Paralympic Sponsor Atos Provokes Protests

BethPH
By BethPH Last edited 139 months ago
Paralympic Sponsor Atos Provokes Protests

Paralympic sponsor Atos is at the centre of another row over the involvement of corporate backers. Disability rights activists, along with UK Uncut, have said they will stage a protest on Friday 31 August at the company's headquarters.

The IT firm holds a £100m contract with the government to carry out 'fit to work' tests on claimants of incapacity benefit after prime minister David Cameron announced his plans to overhaul the system.

To say that Atos have experienced a troubled tenure is something of an understatement. Their tests have been widely criticised and described as a failure of the sick. Atos themselves hit back at disability rights campaigners with a threat of legal action over online criticism and an investigation by the Observer found 12 doctors working for the company to be under investigation.

Meanwhile, blogs such as Diary of a Benefit Scrounger diarise in depressing detail the Kafka-esque nightmare of being disabled and claiming benefits, while calling for a silent protest as Cameron takes his seat at the Paralympics. As with the hoo ha over Dow Chemical's sponsorship of the Olympics, the London Organising Committee of the Olympic and Paralympic Games (LOCOG) are standing firm on their decision to involve Atos. Former Paralympic gold medallist Tara Flood said:

"It is a shocking irony that Atos is a main sponsor of London 2012 whilst destroying disabled people's lives on behalf of the government."

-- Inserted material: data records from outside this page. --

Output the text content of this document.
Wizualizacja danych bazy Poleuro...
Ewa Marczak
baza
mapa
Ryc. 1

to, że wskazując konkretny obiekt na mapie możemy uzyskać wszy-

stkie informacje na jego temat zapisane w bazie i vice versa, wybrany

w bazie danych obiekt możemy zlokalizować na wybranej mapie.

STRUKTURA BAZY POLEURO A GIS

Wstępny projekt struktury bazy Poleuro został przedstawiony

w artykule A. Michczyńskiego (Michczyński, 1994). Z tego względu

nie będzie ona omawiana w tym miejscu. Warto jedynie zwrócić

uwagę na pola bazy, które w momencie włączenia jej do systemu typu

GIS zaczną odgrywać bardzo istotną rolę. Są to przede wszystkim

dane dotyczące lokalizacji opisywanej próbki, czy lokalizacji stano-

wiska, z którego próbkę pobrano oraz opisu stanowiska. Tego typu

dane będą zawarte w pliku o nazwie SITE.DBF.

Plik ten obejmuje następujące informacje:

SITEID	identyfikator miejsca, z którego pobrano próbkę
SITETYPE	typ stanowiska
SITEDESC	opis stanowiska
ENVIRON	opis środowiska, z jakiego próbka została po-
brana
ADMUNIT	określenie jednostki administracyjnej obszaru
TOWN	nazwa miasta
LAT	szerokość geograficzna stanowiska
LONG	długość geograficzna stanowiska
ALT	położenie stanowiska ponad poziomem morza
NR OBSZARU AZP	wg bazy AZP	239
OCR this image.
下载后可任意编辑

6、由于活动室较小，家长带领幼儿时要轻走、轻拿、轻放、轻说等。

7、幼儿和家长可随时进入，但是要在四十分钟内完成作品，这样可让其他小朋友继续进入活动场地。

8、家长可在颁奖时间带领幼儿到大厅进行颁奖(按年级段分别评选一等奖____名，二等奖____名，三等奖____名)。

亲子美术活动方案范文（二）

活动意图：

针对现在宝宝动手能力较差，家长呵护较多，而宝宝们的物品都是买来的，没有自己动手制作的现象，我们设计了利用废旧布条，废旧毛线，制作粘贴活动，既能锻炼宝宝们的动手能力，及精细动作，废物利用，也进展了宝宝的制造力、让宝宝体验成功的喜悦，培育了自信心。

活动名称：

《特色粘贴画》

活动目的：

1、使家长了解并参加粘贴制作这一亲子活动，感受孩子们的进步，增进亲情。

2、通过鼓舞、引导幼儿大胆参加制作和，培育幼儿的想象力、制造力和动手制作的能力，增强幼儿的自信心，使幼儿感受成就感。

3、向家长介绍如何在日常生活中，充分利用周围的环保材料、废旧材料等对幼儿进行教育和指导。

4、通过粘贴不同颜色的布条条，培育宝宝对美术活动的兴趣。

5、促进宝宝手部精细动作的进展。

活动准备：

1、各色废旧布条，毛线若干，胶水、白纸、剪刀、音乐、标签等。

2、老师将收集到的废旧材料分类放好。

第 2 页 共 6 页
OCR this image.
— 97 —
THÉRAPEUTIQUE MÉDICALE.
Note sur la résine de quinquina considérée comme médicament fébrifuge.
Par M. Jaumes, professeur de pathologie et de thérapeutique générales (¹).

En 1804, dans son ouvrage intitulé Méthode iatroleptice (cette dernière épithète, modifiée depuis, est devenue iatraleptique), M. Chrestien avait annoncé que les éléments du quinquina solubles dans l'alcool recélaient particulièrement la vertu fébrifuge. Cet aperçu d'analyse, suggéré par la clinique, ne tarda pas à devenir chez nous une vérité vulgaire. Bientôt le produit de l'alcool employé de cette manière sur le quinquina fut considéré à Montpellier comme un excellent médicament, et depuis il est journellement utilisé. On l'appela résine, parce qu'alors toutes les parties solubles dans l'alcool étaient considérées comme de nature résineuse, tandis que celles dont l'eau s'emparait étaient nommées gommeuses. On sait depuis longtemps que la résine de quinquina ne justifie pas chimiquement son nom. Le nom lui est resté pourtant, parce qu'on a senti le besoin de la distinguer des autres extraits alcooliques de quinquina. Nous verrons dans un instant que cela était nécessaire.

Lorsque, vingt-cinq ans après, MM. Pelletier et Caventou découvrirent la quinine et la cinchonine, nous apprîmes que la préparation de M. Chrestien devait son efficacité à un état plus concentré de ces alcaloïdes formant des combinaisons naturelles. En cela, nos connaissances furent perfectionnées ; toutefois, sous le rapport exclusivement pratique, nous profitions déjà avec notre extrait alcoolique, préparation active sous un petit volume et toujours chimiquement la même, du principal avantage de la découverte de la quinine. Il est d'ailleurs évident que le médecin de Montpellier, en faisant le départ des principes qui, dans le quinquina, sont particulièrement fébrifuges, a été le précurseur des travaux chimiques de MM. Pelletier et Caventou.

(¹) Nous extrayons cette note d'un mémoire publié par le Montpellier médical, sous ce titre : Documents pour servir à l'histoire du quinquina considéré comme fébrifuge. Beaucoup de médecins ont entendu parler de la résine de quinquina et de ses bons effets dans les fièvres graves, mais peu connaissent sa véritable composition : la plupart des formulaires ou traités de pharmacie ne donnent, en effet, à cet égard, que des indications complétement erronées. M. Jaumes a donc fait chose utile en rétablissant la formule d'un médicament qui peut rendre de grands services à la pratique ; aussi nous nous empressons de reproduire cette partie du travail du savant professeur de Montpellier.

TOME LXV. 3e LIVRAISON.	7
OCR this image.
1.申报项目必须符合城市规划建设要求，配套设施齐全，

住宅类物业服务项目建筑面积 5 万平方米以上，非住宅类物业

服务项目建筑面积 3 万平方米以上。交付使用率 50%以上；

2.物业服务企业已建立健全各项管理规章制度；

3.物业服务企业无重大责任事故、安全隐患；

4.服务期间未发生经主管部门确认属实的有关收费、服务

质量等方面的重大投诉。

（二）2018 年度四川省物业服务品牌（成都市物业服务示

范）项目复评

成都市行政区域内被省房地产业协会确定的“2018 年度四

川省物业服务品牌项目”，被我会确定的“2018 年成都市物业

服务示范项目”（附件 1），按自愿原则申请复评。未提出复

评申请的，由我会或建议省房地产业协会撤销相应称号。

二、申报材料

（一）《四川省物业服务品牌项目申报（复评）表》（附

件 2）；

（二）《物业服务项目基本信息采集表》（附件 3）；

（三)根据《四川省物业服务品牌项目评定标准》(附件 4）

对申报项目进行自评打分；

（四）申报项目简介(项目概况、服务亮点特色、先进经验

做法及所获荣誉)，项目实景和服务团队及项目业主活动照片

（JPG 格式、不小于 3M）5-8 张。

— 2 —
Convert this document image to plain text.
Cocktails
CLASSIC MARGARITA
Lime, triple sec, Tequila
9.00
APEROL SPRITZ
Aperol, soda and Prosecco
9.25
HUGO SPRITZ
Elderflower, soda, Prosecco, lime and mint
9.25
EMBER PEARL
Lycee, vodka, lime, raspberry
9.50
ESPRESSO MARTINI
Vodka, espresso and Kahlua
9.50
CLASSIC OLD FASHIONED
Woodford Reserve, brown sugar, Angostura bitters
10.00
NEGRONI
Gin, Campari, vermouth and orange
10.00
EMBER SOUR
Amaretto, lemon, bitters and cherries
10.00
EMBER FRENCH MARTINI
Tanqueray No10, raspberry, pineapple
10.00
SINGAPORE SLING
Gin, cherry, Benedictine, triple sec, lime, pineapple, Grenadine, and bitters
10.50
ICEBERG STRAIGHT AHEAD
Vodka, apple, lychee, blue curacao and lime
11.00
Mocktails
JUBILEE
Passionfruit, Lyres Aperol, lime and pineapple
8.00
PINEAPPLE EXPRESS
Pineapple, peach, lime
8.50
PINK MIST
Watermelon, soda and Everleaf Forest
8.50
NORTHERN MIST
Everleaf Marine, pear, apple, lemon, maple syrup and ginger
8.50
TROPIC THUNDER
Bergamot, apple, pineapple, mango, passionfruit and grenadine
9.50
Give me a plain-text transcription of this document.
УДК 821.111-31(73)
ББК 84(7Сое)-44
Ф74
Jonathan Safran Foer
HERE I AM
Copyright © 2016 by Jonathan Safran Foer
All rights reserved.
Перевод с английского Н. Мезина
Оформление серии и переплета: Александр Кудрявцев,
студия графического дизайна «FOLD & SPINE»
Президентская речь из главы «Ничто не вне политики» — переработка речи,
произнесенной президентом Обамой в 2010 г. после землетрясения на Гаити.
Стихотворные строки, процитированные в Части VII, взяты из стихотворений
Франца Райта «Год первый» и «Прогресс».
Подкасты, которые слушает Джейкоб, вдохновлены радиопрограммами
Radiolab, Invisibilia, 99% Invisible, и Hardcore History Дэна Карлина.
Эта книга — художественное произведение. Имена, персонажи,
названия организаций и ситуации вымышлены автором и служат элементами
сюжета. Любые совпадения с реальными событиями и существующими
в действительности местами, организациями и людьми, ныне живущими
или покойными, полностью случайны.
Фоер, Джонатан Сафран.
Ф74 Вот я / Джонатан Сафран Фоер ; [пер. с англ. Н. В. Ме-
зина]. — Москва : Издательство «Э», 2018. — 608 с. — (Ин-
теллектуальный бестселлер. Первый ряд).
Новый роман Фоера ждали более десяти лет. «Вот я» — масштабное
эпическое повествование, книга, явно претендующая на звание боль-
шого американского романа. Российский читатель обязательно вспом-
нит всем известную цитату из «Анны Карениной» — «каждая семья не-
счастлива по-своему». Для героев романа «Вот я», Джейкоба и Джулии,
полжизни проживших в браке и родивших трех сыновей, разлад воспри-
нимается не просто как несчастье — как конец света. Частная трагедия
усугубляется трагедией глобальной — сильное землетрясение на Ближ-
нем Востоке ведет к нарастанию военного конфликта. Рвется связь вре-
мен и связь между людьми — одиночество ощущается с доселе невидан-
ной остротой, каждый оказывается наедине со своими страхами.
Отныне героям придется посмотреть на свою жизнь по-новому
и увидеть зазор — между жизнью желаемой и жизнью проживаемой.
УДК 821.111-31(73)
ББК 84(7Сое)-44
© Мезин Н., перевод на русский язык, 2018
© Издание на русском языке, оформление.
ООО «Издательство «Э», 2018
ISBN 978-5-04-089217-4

The government clampdown on incapacity benefit has been cited as the cause of increasing discrimination and stigmatisation of the disabled — a Scope survey found nearly half (46%) of its respondents had experienced worsening attitudes towards them while 83% said news coverage about benefits scroungers can negatively affect attitudes. Full Fact reported last year on media reporting of disability benefit claimants highlighting research which concluded:

"Much of the coverage in the tabloid press is at best questionable and some of it is deeply offensive. … These [disability fraud] claims are made overwhelmingly without evidence and at no point are the media reporting the very low levels of fraud that occurs overall in relation to these benefits. We would further cite the use of pejorative language, the failure to explore the impact of the proposed cuts on disabled people’s quality of life, the reluctance to criticise government policy on these issues and the frequent representation of some disabled people as undeserving of benefits as potentially contributing to what could become a highly inflammatory situation."

The charity also said that the Paralympics present a 'once in a lifetime opportunity' to change people's perception of disability. Getting there could be something of an issue though, despite TfL's new guidelines for bus drivers, a recent account of a wheelchair user attempting to get to the Olympic Park demonstrated that accessible travel isn't quite all it's cracked up to be.